Policy Forum 8 (May 2019)
Olivier Blanchard - a prominent and leading macroeconomist of the past 2-3 decades and one of the world’s most respected macroeconomists - questioned in his recent speech at the annual American Economic Association Meeting the conventional wisdom that excessive debt is a danger for governments across the world. His central point is that, on average, during the past few decades, nominal interest rates have been lower than the nominal growth rate, which is quite the opposite of what is assumed in most of the textbooks on public finance. Therefore, debt is much less of a problem than previously thought. Blanchard, specifically speaks about the US economy; however, his point is perhaps even more relevant to the Chinese economy.
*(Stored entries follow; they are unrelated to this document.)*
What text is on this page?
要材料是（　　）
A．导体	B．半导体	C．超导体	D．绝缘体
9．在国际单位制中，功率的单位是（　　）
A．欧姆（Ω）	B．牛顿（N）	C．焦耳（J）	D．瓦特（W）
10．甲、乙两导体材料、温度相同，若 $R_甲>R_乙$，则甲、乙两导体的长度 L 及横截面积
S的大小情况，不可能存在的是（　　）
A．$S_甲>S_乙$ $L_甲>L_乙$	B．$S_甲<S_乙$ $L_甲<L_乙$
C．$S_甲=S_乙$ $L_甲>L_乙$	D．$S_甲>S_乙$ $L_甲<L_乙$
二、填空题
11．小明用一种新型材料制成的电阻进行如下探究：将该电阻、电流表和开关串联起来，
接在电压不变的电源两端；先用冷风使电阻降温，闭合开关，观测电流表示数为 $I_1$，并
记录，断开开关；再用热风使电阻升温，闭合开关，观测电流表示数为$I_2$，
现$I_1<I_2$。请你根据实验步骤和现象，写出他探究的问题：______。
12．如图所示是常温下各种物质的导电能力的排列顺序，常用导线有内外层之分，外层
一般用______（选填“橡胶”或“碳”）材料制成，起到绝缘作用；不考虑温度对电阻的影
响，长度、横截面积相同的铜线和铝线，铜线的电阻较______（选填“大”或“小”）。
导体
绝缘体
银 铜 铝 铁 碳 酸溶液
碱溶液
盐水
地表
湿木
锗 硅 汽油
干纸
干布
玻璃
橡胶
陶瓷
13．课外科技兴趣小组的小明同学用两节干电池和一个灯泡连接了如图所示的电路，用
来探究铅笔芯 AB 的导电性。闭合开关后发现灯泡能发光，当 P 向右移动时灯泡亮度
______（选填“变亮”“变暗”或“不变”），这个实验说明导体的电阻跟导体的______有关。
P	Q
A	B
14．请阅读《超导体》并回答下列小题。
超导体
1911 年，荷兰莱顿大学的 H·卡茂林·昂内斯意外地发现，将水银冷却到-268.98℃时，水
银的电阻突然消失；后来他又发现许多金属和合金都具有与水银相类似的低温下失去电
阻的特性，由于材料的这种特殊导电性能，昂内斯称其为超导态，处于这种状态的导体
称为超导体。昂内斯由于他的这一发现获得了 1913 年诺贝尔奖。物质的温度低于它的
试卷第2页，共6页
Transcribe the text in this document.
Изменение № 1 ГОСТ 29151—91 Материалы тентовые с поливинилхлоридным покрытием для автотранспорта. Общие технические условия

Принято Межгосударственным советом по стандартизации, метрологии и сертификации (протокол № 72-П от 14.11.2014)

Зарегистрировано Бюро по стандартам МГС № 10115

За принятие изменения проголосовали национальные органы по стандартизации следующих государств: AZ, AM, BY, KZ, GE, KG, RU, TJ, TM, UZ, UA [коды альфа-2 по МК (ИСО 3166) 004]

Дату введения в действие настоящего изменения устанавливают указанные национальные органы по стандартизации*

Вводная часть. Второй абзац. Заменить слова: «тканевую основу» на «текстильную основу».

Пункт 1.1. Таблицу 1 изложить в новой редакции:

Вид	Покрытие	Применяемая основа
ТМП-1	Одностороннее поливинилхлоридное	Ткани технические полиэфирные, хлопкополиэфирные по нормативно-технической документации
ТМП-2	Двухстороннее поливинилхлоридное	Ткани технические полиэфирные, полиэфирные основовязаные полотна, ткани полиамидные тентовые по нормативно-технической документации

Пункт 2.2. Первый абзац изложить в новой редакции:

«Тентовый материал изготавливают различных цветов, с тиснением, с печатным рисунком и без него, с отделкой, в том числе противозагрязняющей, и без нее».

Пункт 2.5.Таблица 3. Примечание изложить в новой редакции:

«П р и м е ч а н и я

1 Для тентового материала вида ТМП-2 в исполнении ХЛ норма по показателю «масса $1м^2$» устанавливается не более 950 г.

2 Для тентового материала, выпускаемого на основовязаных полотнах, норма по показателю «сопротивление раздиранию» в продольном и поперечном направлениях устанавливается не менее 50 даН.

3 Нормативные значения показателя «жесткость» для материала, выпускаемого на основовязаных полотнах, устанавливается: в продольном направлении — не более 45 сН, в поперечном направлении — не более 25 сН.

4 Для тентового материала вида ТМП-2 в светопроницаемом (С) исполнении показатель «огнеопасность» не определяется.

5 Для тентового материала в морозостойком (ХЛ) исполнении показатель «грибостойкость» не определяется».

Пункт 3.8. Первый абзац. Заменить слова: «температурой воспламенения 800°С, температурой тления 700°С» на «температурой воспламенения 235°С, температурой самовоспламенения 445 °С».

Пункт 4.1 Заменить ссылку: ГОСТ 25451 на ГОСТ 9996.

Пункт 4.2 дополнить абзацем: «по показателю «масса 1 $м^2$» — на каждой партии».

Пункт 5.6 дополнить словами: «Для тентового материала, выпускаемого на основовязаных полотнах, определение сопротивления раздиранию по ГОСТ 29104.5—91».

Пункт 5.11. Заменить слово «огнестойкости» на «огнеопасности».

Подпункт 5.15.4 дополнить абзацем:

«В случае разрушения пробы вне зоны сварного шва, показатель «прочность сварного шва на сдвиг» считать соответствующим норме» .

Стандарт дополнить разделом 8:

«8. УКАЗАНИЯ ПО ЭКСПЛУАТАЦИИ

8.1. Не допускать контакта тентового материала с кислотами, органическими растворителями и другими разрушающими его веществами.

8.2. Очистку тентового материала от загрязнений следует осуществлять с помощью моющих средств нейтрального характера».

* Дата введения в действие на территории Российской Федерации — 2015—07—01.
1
China has been experiencing a quite high economic growth rate over the past two decades, and at the same time, safe government bonds interest rates have been much lower than the GDP growth rate. They are expected to remain below nominal growth rates for a long time, at least so long as the People´s Bank of China does not forget that low and stable inflation is the central goal of monetary policy. Price stability is indeed the optimal monetary policy emerging from the new generation of models that have become the workhorse for the analysis of monetary policy, which are called new Keynesian. Therefore, so long as the inflation rate in China remains low and stable and the economy continues to grow at its remarkably high and steady rate, the Chinese government should not worry too much with the supposed costs and risks of government debt, that the rest of the world has been too obsessed with in the past few years.